– Ты мне предъявляешь за крысятничество? – просиял он. – Я даже оспаривать твою предъяву не буду – для простоты будем считать, все и было. Но тебе все равно придется обождать, дед. По понятиям придется, а не по моим хотелкам.
– Объяснись, – напрягшись, потребовал Азраил.
– Да все просто – у меня тоже предъява есть. И тоже в крысятничестве. К нему! – и Гриф кивнул в сторону Психа. – Он у меня кастрюлю скрысил. А это второй по ценности артефакт в моем хозяйстве.
– Ты наркоман, что ли? – заорал опешивший Псих. – Я ее с бою взял!
– Помолчи, твое слово после моего, – оборвал его Гриф. – Но я отвечу – ты ее не брал, я ее тебе дал. Еще и крикнул: «Держи на дорожку!». Дорожка давно кончилась, а ты кастрюлю не вернул. А поскольку в моей предъяве, в отличие от твоей, есть еще шанс вернуть скрысенное, по всем понятиям я требую спор первым.
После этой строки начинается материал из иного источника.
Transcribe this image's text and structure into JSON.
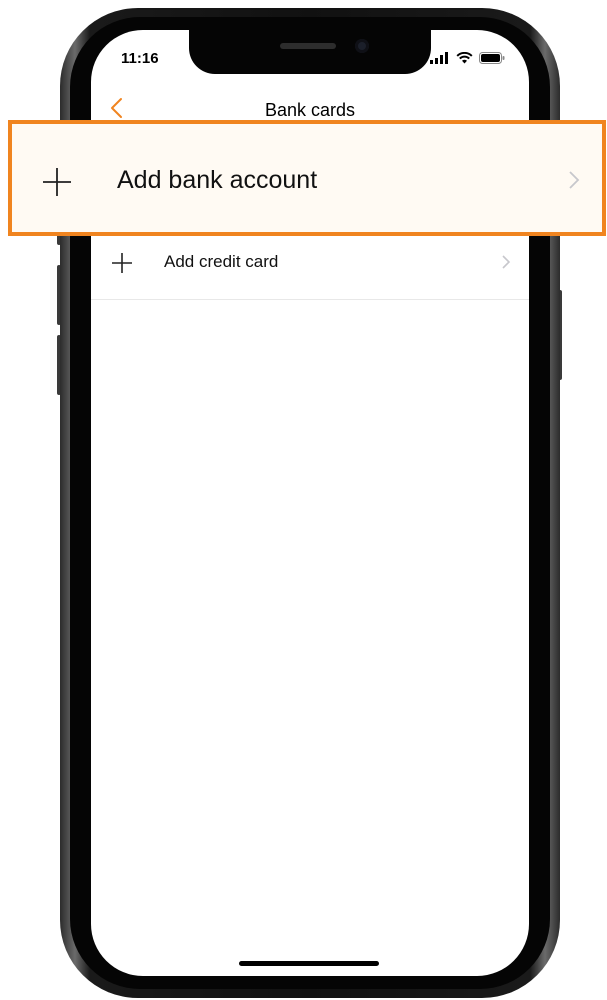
{
  "status_bar": {
    "time": "11:16",
    "icons": [
      "signal-icon",
      "wifi-icon",
      "battery-icon"
    ]
  },
  "nav": {
    "title": "Bank cards",
    "back_icon": "chevron-left-icon"
  },
  "rows": [
    {
      "label": "Add bank account",
      "icon": "plus-icon",
      "trailing_icon": "chevron-right-icon",
      "highlighted": true
    },
    {
      "label": "Add credit card",
      "icon": "plus-icon",
      "trailing_icon": "chevron-right-icon",
      "highlighted": false
    }
  ],
  "colors": {
    "accent": "#f0841f",
    "highlight_border": "#f0841f",
    "text": "#111111",
    "chevron": "#c7c7cc",
    "separator": "#e8e8e8"
  }
}
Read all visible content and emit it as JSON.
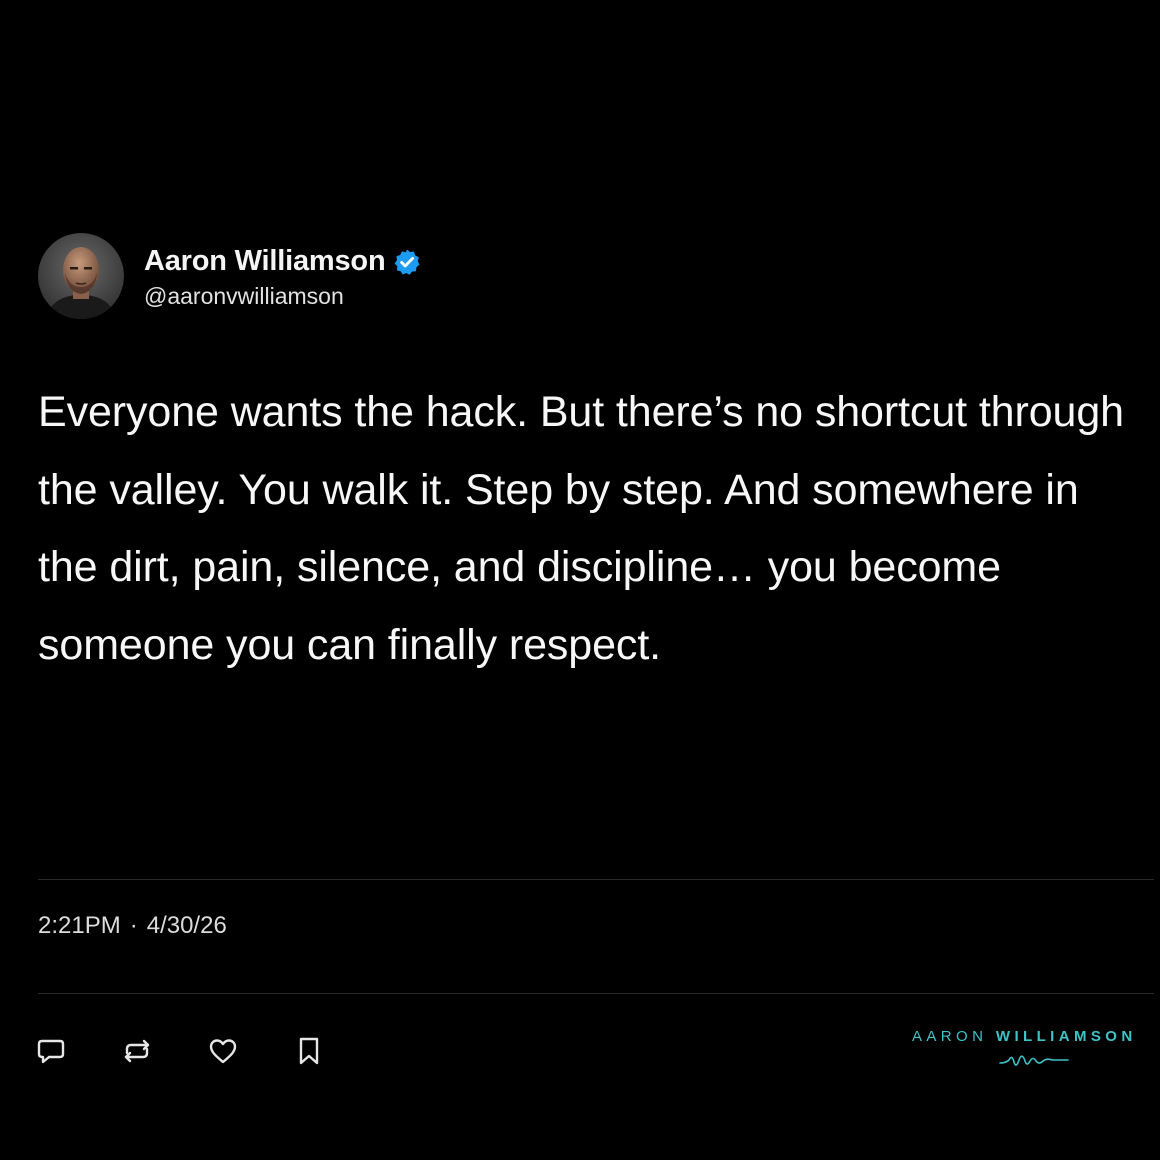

И он выдернул из-за пазухи дубинку, усиленную волчьими клыками.
– Доставай свою железную палку, мартышка! – злобно крикнул он. – А ты, дед, смотри и жди!
– Вот же ты гнида, – с презрением сказал Азраил, – еще и юристом-крючкотвором заделался. Совсем ты опустился, последнее дно пробил. Но так-то да. Ты в своем праве. Хотя ума не приложу – нафига тебе это надо.
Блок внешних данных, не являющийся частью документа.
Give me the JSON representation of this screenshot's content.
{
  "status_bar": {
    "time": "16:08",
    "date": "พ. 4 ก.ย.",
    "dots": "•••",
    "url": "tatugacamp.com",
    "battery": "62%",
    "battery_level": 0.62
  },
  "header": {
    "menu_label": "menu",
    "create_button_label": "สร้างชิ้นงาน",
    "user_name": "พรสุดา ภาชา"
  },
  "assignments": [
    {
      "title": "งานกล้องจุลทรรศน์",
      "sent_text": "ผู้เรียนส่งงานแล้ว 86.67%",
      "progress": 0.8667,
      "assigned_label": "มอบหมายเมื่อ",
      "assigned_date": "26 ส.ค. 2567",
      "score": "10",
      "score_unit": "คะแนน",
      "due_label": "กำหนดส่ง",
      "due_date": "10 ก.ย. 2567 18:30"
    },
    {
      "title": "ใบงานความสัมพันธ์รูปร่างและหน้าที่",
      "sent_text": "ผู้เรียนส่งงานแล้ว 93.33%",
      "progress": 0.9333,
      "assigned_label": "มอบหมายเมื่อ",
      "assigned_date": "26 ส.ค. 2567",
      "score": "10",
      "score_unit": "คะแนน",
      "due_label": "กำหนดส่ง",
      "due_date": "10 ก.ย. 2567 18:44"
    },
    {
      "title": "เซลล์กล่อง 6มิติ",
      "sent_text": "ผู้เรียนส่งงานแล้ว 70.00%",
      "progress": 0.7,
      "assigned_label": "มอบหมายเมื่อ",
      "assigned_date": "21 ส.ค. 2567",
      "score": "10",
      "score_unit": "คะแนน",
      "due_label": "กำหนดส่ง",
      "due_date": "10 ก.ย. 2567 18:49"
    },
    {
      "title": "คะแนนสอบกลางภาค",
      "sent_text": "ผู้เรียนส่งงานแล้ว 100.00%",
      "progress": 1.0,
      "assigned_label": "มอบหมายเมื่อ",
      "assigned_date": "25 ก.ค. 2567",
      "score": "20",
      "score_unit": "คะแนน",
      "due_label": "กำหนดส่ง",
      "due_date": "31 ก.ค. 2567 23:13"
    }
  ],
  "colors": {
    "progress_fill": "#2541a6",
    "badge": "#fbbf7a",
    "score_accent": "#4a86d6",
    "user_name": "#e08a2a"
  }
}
И, повернувшись к Психу, добавил.
– Хан, ты не переживай, я за тебя отомщу. Он за эту подлость отдельно ответит.
– Умеешь ты ободрить перед боем, братан! – отозвался Псих, спешно размахивавший посохом против ветра, и посох становился все толще и толще. – Вот прям талант у тебя бойцов мотивировать!
Но тут Гриф сделал первый выпад своей дубинкой, которая внезапно вытянулась в длину.
Бой начался.
Два посоха сошлись между собой несхожих:
Один из них в длину растягиваться может,
Другой из них способен вширь расти.
Один паломник держит впалогрудый,
Другой теперь у дьявола в чести
И служит ревностно ему покуда,
И славу помогает обрести.
Вот, соревнуясь в ловкости и силе,
Враги волшебное оружие скрестили;
Как бы узоры сложные чертя,
Один из посохов по воздуху летает,
Другой ему пути не уступает,
Драконом разъяренным нападает,
Чеканными ободьями блестя.
Один становится длинней, другой – все шире,
И кажется – не два их, а четыре, –
С такой они летают быстротой:
Враги страшны в своем ожесточенье,
Они равны и в злобе и в уменье –
И потому ужасен этот бой!
Впрочем, равным бой делала исключительно та самая злоба Психа, который, опешив от вероломства старого приятеля, наседал на него с невиданным ожесточением. Как только первый натиск прошел, стало видно, что по части воинских умений обезьяна изрядно уступает грифу.